No signs of systemic toxicity or skin effects were observed in the animals.

The mean body weight of the animals increased within the normal range throughout the study period.

No macroscopic pathologic abnormalities were noted in the animals examined at the end of the study.

Read Across justification:

LIMUS-Sambaydestillation is a reaction mass of phosphorothioic triamide, N-butyl- (NBPT) and phosphorothioic triamide, N-propyl- (NPPT), the subject of this registration. The relation of NBPT and NPPT in the reaction mass is ca. 3:1 and the overall total content of NBPT and NPPT in the reaction mass is up to 85 %. Thus, as the reaction mass contains a certain amount of NPPT (up to ca. 21 %) and based on the structural similarities between NBPT and NPPT (NPPT is one CH2 -group shorter) the reaction mass is suitable for a read across and thus for filling the data gaps of NPPT.
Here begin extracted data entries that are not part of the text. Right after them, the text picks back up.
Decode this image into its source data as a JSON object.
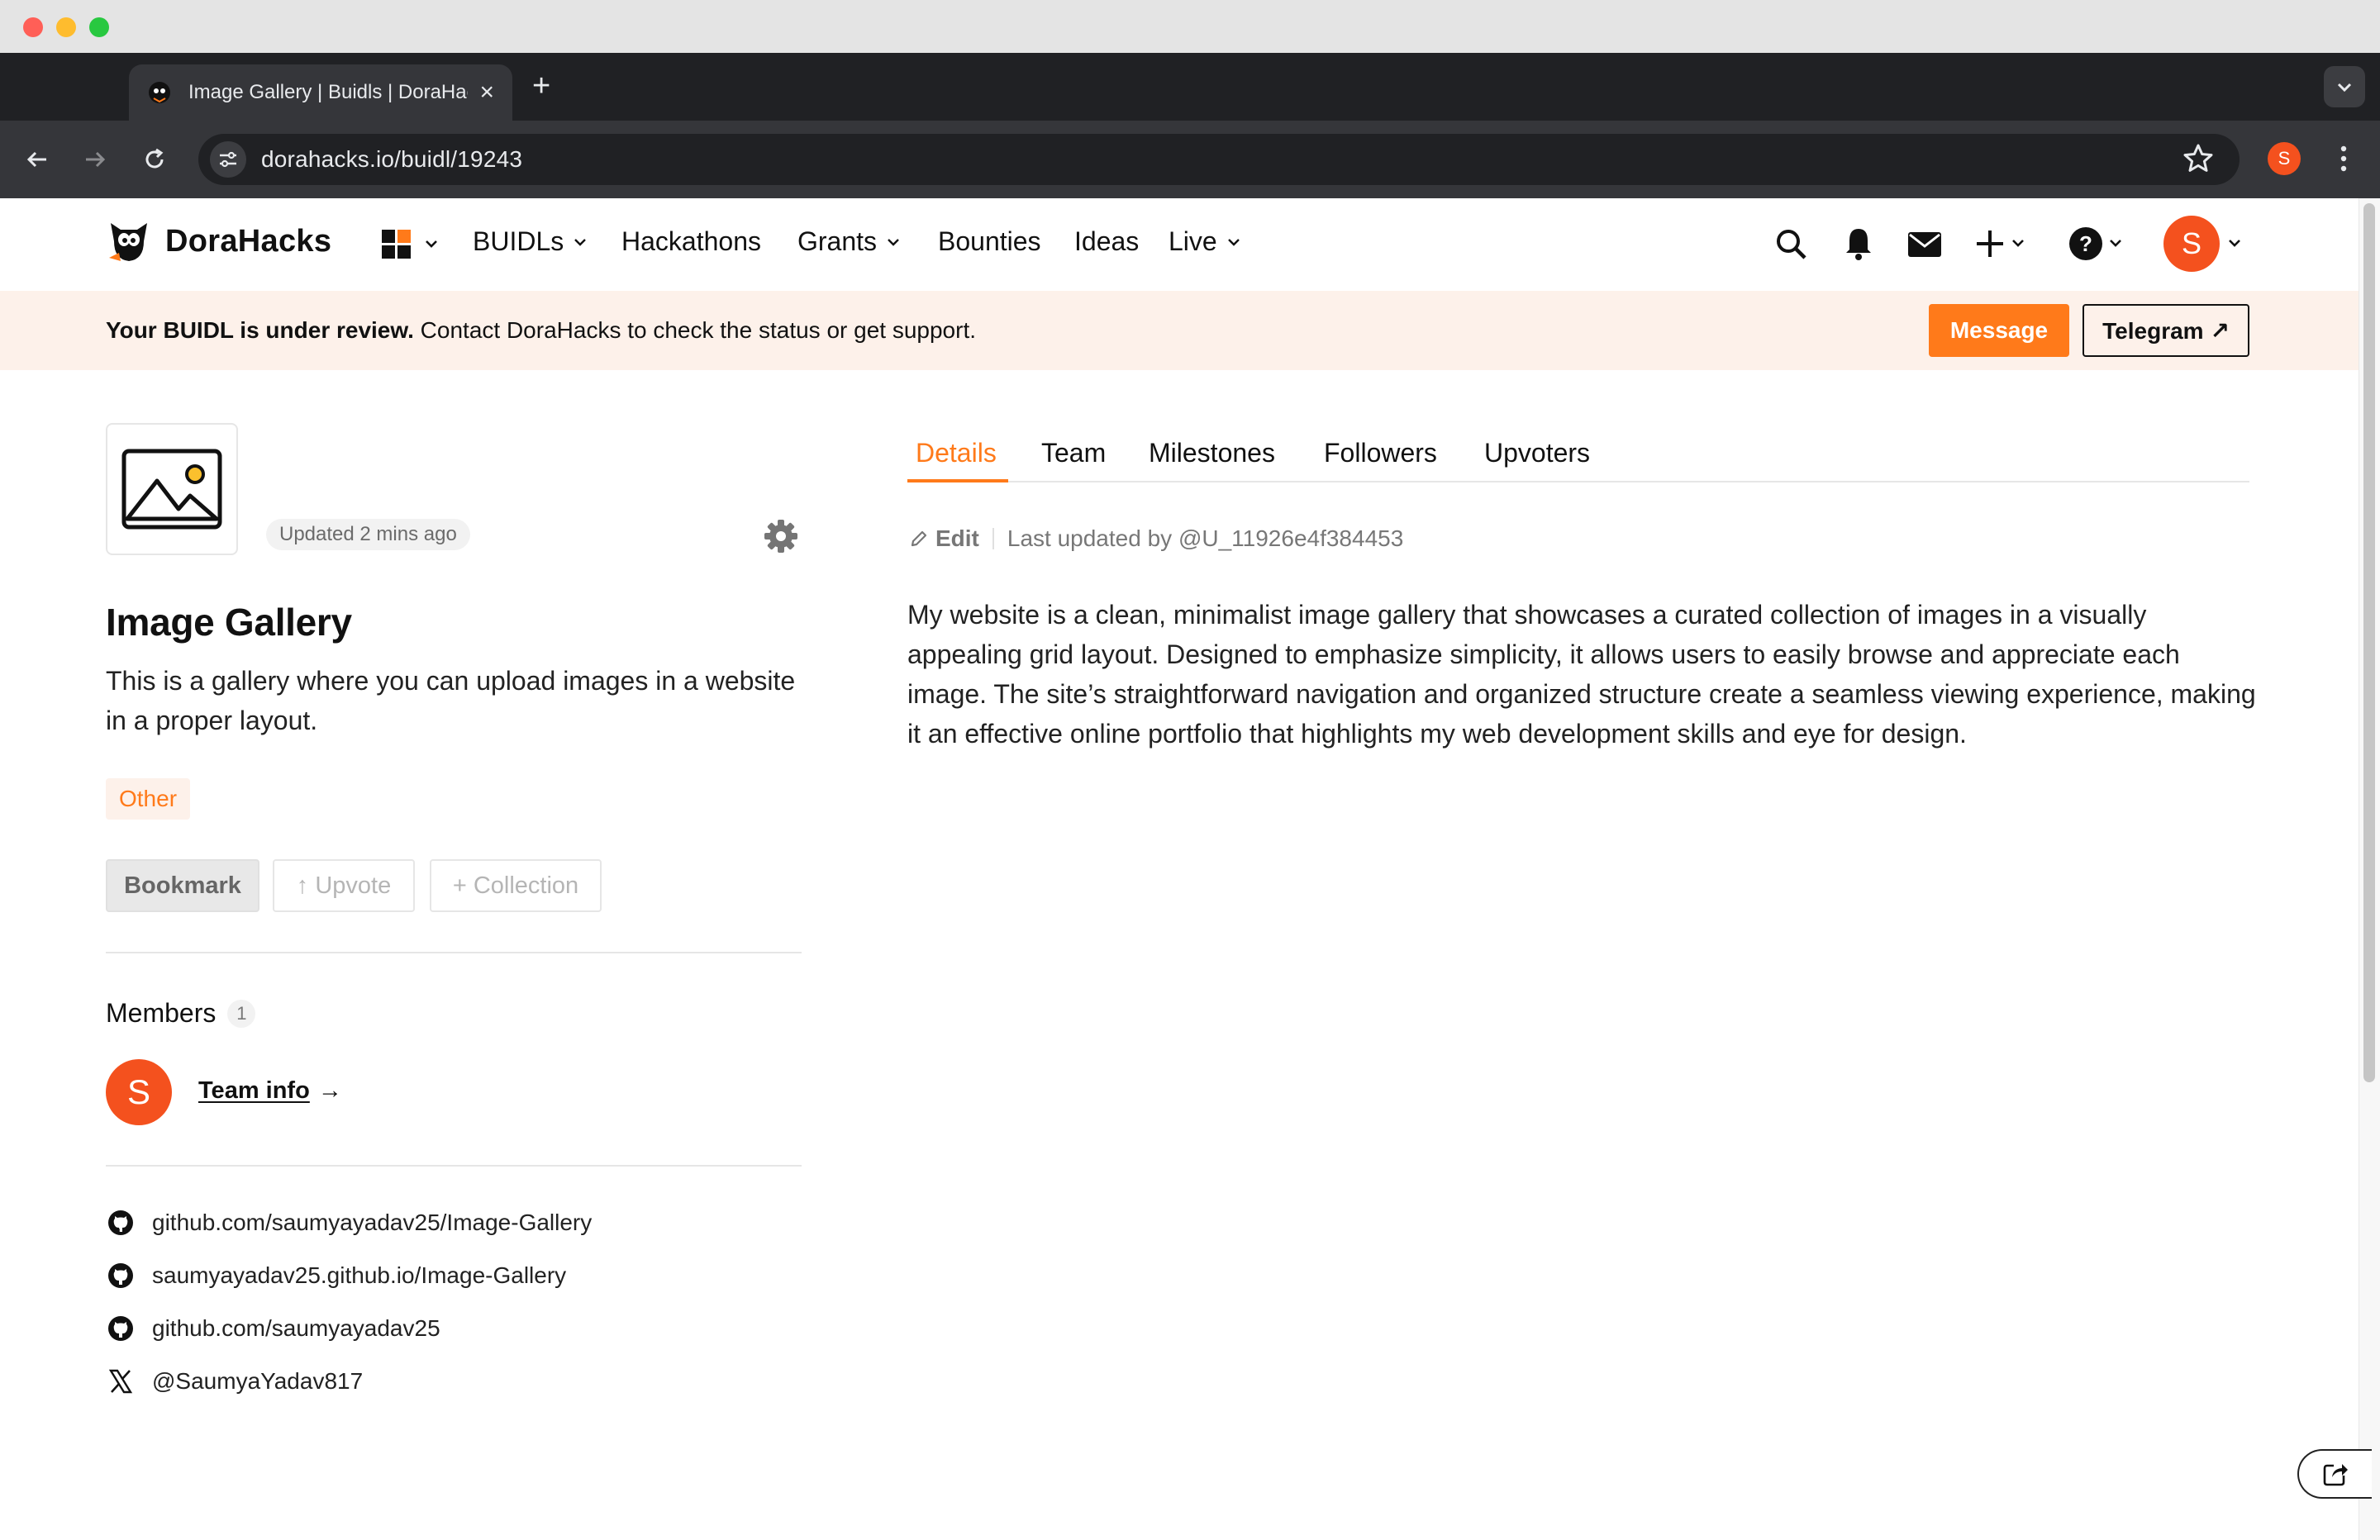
{
  "browser": {
    "tab_title": "Image Gallery | Buidls | DoraHacks",
    "url": "dorahacks.io/buidl/19243",
    "profile_initial": "S"
  },
  "header": {
    "brand": "DoraHacks",
    "nav": [
      {
        "label": "BUIDLs",
        "has_menu": true
      },
      {
        "label": "Hackathons",
        "has_menu": false
      },
      {
        "label": "Grants",
        "has_menu": true
      },
      {
        "label": "Bounties",
        "has_menu": false
      },
      {
        "label": "Ideas",
        "has_menu": false
      },
      {
        "label": "Live",
        "has_menu": true
      }
    ],
    "user_initial": "S"
  },
  "banner": {
    "bold_text": "Your BUIDL is under review.",
    "text": " Contact DoraHacks to check the status or get support.",
    "message_label": "Message",
    "telegram_label": "Telegram ↗"
  },
  "buidl": {
    "updated": "Updated 2 mins ago",
    "title": "Image Gallery",
    "description": "This is a gallery where you can upload images in a website in a proper layout.",
    "tag": "Other",
    "bookmark_label": "Bookmark",
    "upvote_label": "↑ Upvote",
    "collection_label": "+ Collection"
  },
  "members": {
    "title": "Members",
    "count": "1",
    "avatar_initial": "S",
    "team_info_label": "Team info",
    "team_info_arrow": "→"
  },
  "links": [
    {
      "icon": "github-icon",
      "text": "github.com/saumyayadav25/Image-Gallery"
    },
    {
      "icon": "github-icon",
      "text": "saumyayadav25.github.io/Image-Gallery"
    },
    {
      "icon": "github-icon",
      "text": "github.com/saumyayadav25"
    },
    {
      "icon": "x-icon",
      "text": "@SaumyaYadav817"
    }
  ],
  "tabs": [
    "Details",
    "Team",
    "Milestones",
    "Followers",
    "Upvoters"
  ],
  "details": {
    "edit_label": "Edit",
    "last_updated": "Last updated by @U_11926e4f384453",
    "body": "My website is a clean, minimalist image gallery that showcases a curated collection of images in a visually appealing grid layout. Designed to emphasize simplicity, it allows users to easily browse and appreciate each image. The site’s straightforward navigation and organized structure create a seamless viewing experience, making it an effective online portfolio that highlights my web development skills and eye for design."
  },
  "colors": {
    "accent": "#ff7a1a",
    "avatar": "#f4511e",
    "banner_bg": "#fdf1ea"
  }
}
Justification for classification or non-classification

Classification, Labelling, and Packaging Regulation (EC) No. 1272/2008

The available experimental test data are reliable and suitable for classificat ion purposes under Regulation 1272/2008. No mortality occured at the limit dose of 2000 mg/kg bw. As a result, the substance is not considered to be classified for acute oral or dermal toxicity under Regulation (EC) No. 1272/2008, as amended for the tenth time in Regulation (EC) No. 2017/776.